Cały czas waszą bolączką pozostaje gra na równym poziomie przez całe spotkanie. To zadziwiające, że potraficie przegrać seta do 13, aby za chwilę wygrać kolejnego 25:19 z tak mocnym rywalem. Jak myślisz, co jest tego przyczyną?
- To jest nieprawdopodobne. Nie wiem, gdzie tkwi problem. Myślę, że w przypadku każdego młodego zespołu sytuacja jest podobna. Nie powinno jednak tak być.
To był kolejny mecz niezły mecz w waszym wykonaniu po wygranej w Bełchatowie. To z pewnością dobry prognostyk przed czekającymi was pojedynkami w rundzie play-out.

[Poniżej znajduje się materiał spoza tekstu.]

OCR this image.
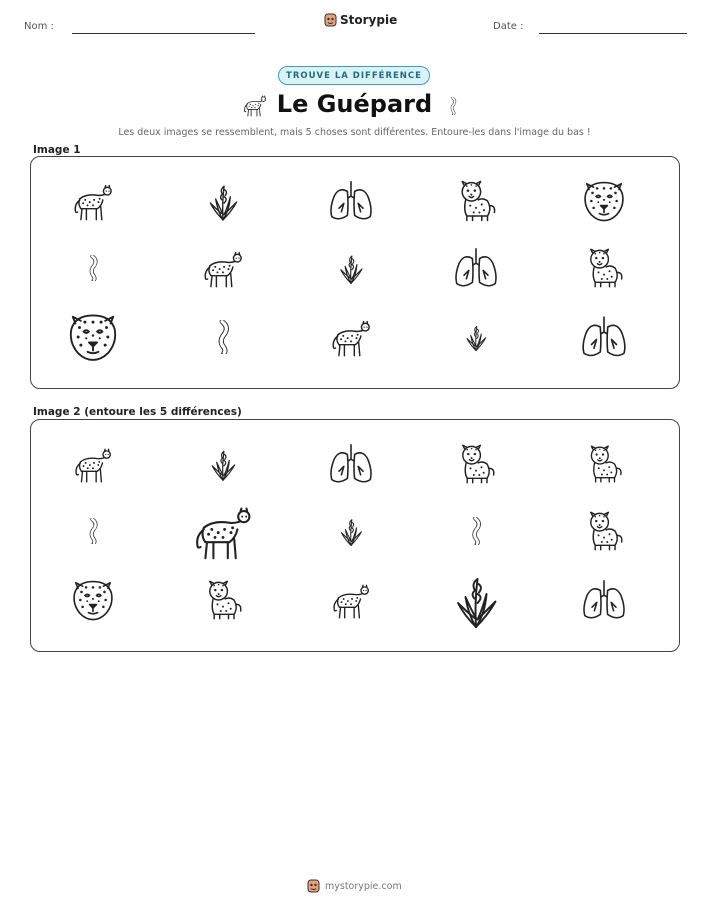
Nom :	Storypie	Date :
TROUVE LA DIFFÉRENCE
Le Guépard
Les deux images se ressemblent, mais 5 choses sont différentes. Entoure-les dans l'image du bas !
Image 1
Image 2 (entoure les 5 différences)
mystorypie.com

- To dobrze wróży na przyszłość. Rozegraliśmy kolejne niezłe spotkanie. Wygrana w Bełchatowie przysporzyła nam wiele radości. Zagraliśmy tam naprawdę dobrze. Teraz przeciwko ZAKSIE spisaliśmy się nieźle. W Kędzierzynie także trzeba powiedzieć, że nasza gra wyglądała dobrze. Teraz również, choć może nie tak dobrze, jak w pierwszym meczu. Przeciwko takiemu rywalowi nie jest jednak łatwo grać. Zwłaszcza kiedy dobrze zagrywają i grają blokiem. Dużo zależy w zasadzie od naszej gry. Często mamy przestoje i popełniamy dużo błędów. Jeden błąd powoduje kolejny. Niekiedy ja popełniam błąd, a za chwilę błędy robią koledzy z drużyny. Dużo punktów oddajemy rywalom praktycznie bez walki i gry.
Patrząc jednak na całokształt całej rundy zasadniczej, to wyniki są dla was bezlitosne. Szczególnie we własnej hali. Zaledwie jeden punkt na waszym koncie. To mówi samo za siebie…
- Nie możemy być zadowoleni, bo wywalczyliśmy zaledwie jeden punkt. To trochę głupie, że lepiej wychodzą nam mecze z trudniejszymi rywalami. Im lepszy zespół, tym gramy lepiej. Nie wiem, czemu tak jest…
...może towarzyszyła wam presja w meczach z rywalami będącymi teoretycznie w waszym zasięgu? Z ligowymi potentatami nie macie przecież nic do stracenia.
- W sumie to od początku rozgrywek nie ciążyła na nas presja. Gramy spokojnie, na luzie i o presji nie możemy mówić. Jestem przekonany, że w perspektywie kolejnych lat nasz zespół będzie znacznie lepszy.
Rundę zasadniczą zakończycie spotkaniem w Jastrzębiu. W tym sezonie uczucia po meczach z Jastrzębskim Węglem są dość mieszane. Z drużyną Lorenzo Bernardiego mierzyliśxiw się na wyjeździe w Pucharze Polski i byliście tam blisko sprawienia niespodzianki. W lidze we własnej hali zostaliście natomiast rozgromieni.
- Byliśmy tam bliżej odniesienia zwycięstwa, niż nawet w tym meczu. Jedziemy tam bojowo nastawieni i naładowani. Jedziemy z nadzieją, że przywieziemy jakieś punkty. Liczę na to, że kibice nam pomogą również i w tym meczu.
Tegoroczne rozrywki dla Wkręt-metu AZS Częstochowa powoli dobiegają końca. Patrząc z perspektywy czasu - jesteś zadowolony z przenosin do Częstochowy? To był krok naprzód w twojej karierze?
- W końcowym rozrachunku nie jestem do końca zadowolony z siebie i swojej gry. Nie potrafiłem grać cały czas na równym poziomie. Na pewno jednak ten sezon jest dla mnie bardzo ważny. Mam przyjemność grać wśród najlepszych zawodników na świecie, a także u boku takich legend polskiej siatkówki, jak Dawid Murek czy Andrzej Stelmach. Wiele mogłem się od nich nauczyć. Trener również wiele mi pomógł. Jest znakomitym fachowcem, a sam również był dobrym zawodnikiem. Patrząc pod każdym siatkarskim względem, to ten rok na pewno mogę zaliczyć do udanych.